Learning in teams can bring a number of important skills to students: improved social skills; desirability as employees; and increased ability to recall information and apply it to new situations. Adapting collaborative learning to the computer can be achieved by creating projects that require students to use the “PIGS” skills, as described by D. W. and R.T. Johnson in the Handbook of Research forEducational Communications and Technology, D. H. Jonassen (Ed.), New York: Macmillan. Johnson & Johnson say that collaborative learning should teach students to achieve:

• Positive interdependence: Individuals only achieve their goals only if others in the group reach theirs, too.

• Individual accountability: Students are held accountable for some aspect of the learning.

• Group processing: Individuals in the group consider not only their own performance, but the achievements of their group as a whole.

• Social skills: Teach basic interpersonal skills for group learning. Don’t assume students already understand these.

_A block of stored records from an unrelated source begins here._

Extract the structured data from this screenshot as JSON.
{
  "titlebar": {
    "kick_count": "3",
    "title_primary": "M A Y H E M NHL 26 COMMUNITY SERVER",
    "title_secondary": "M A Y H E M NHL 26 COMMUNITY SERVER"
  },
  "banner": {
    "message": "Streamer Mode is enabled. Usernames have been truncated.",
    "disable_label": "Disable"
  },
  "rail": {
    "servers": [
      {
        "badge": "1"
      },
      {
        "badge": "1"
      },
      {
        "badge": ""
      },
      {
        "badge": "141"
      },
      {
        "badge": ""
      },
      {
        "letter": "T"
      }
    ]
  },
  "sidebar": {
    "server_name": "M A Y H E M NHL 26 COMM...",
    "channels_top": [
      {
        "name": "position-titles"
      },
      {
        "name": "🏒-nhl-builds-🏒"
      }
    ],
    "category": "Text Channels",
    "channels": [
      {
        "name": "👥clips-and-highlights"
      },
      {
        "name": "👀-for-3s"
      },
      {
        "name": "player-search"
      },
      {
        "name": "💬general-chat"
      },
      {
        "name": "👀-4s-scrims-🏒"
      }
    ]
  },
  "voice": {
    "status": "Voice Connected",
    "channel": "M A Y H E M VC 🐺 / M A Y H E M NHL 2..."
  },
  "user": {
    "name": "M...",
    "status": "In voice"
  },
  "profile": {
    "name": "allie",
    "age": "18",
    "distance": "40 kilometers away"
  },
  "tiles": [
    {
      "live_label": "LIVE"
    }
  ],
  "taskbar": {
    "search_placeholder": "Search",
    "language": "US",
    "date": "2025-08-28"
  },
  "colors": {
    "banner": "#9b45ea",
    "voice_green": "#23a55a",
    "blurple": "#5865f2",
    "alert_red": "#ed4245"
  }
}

Goldsworthy suggests that the PIGS process is particularly effective with internet-based programs designed to encourage classroom-to-classroom collaborations. He refers readers to the following collaborative learning sites:

Finding keypals: Rigby Heinemann Keypals (http://www.reedbooks.com.au/heinemann/global/keypalt.html) and ePals (http://www.epals.com) list other classes looking for partners, split into middle school and high school categories.

Choosing project topics: Long-time favorite KIDPROJ (http://www.kidlink.org/KIDPROJ) continually updates its site with new topics and even a calendar to help identify the most timely topics.

Working with mentors: Hewlett-Packard’s Telementor Program (http://www.telementor.org/hp/) matches employees with K-12 students throughout the world. The Electronic Emissary (http://www.tapr.org/emissary) pairs students with subject-matter experts.

Ask the Experts: For science-related issues, try NASA’s Quest project (http://quest.arc.nasa.gov).

Publishing student work on the internet: Students enjoy their projects more when they know the projects will be seen by others. KidPub WWW Publishing (http://www.kidpub.org/kidpub/) offers an easy-to-upload way for your students’ work to reach the world.

The author also outlines a few collaborative strategies to help you get started on collaborative projects. These include Think-Pair-Share, in which pairs of students think about a problem, write down a solution, and share it with their partner before discussing it with the full class; and Role Assignment, in which students are given roles (such as encourager, devil’s advocate, summarizer, instigator, optimist, pessimist, etc.) for discussing topics.